Wissenslücken und Datendefizite

Bisher sind Klima- und Sozialpolitik voneinander getrennt beforscht worden. Eine systematische und hinreichend gezielte Datenerhebung von klimabedingten Auswirkungen auf das Gesundheits- und Sozialwesen gibt es noch nicht. Umgekehrt müssen aber auch alle Versorgungsbereiche auf den Prüfstand. Insbesondere der Gesundheitssektor leistet einen wesentlichen Beitrag zum Problem, indem er Treibhausgase direkt und indirekt freisetzt. Auch hier fehlen generell Daten, um effektive Gegenmaßnahmen zu bestimmen.

Sozial- und Klimapolitik verknüpfen

Der Klimawandel wirkt wie eine Lupe und vergrößert die bereits bestehende Probleme durch Über-, Unter- und Fehlversorgung in den Systemen.
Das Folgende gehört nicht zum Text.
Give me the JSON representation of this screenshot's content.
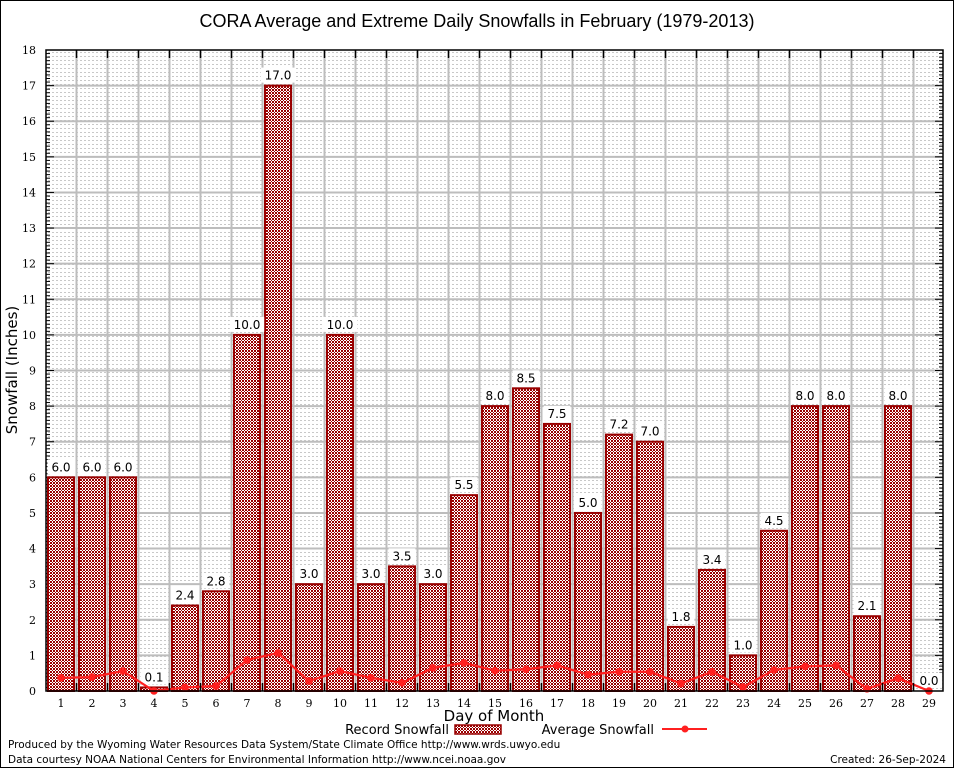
{
  "chart_data": {
    "type": "bar",
    "title": "CORA Average and Extreme Daily Snowfalls in February (1979-2013)",
    "xlabel": "Day of Month",
    "ylabel": "Snowfall (Inches)",
    "ylim": [
      0,
      18
    ],
    "yticks": [
      0,
      1,
      2,
      3,
      4,
      5,
      6,
      7,
      8,
      9,
      10,
      11,
      12,
      13,
      14,
      15,
      16,
      17,
      18
    ],
    "grid": true,
    "legend_position": "bottom",
    "categories": [
      "1",
      "2",
      "3",
      "4",
      "5",
      "6",
      "7",
      "8",
      "9",
      "10",
      "11",
      "12",
      "13",
      "14",
      "15",
      "16",
      "17",
      "18",
      "19",
      "20",
      "21",
      "22",
      "23",
      "24",
      "25",
      "26",
      "27",
      "28",
      "29"
    ],
    "series": [
      {
        "name": "Record Snowfall",
        "type": "bar",
        "color": "#990000",
        "values": [
          6.0,
          6.0,
          6.0,
          0.1,
          2.4,
          2.8,
          10.0,
          17.0,
          3.0,
          10.0,
          3.0,
          3.5,
          3.0,
          5.5,
          8.0,
          8.5,
          7.5,
          5.0,
          7.2,
          7.0,
          1.8,
          3.4,
          1.0,
          4.5,
          8.0,
          8.0,
          2.1,
          8.0,
          0.0
        ],
        "labels": [
          "6.0",
          "6.0",
          "6.0",
          "0.1",
          "2.4",
          "2.8",
          "10.0",
          "17.0",
          "3.0",
          "10.0",
          "3.0",
          "3.5",
          "3.0",
          "5.5",
          "8.0",
          "8.5",
          "7.5",
          "5.0",
          "7.2",
          "7.0",
          "1.8",
          "3.4",
          "1.0",
          "4.5",
          "8.0",
          "8.0",
          "2.1",
          "8.0",
          "0.0"
        ]
      },
      {
        "name": "Average Snowfall",
        "type": "line",
        "color": "#ff2020",
        "values": [
          0.37,
          0.39,
          0.56,
          0.0,
          0.1,
          0.14,
          0.87,
          1.07,
          0.28,
          0.56,
          0.37,
          0.23,
          0.65,
          0.79,
          0.57,
          0.61,
          0.72,
          0.46,
          0.54,
          0.54,
          0.21,
          0.54,
          0.11,
          0.59,
          0.69,
          0.72,
          0.06,
          0.36,
          0.0
        ]
      }
    ]
  },
  "footer": {
    "produced_by": "Produced by the Wyoming Water Resources Data System/State Climate Office http://www.wrds.uwyo.edu",
    "data_courtesy": "Data courtesy NOAA National Centers for Environmental Information http://www.ncei.noaa.gov",
    "created": "Created: 26-Sep-2024"
  }
}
Ein Beispiel dafür sind die immer noch unzureichenden Investitionen in die Prävention. Daneben drohen sich soziale Schieflagen zu verschärfen, sollte politisch nicht gegengesteuert werden. Die EU hat sich dem angenommen. So verpflichtet sie sich mit dem Maßnahmenpaket für den grünen Wandel „Fit for 55“, bei der Verwirklichung ihrer Klimaziele einen fairen und sozialgerechten Übergang zu gewährleisten und somit sozialpolitische Ziele mit zu berücksichtigen. Das muss auch in die andere Richtung gelten: Klimapolitische Ziele müssen in der Sozialpolitik verankert werden, um ein soziales klimaneutrales Europa zu schaffen.

Kommunikation ist wichtig

Für beide Trends – Digitalisierung und Klimawandel – gilt: Die notwendig werdenden Veränderungen können Angst machen. Deshalb ist es wichtig, die Menschen mitzunehmen, ein Problembewußtsein zu entwickeln und zu motivieren, sich den Herausforderungen zu stellen. Die Kommunikation wird entscheidend dazu beitragen, wie gut die Transformationsprozesse bewältigt werden.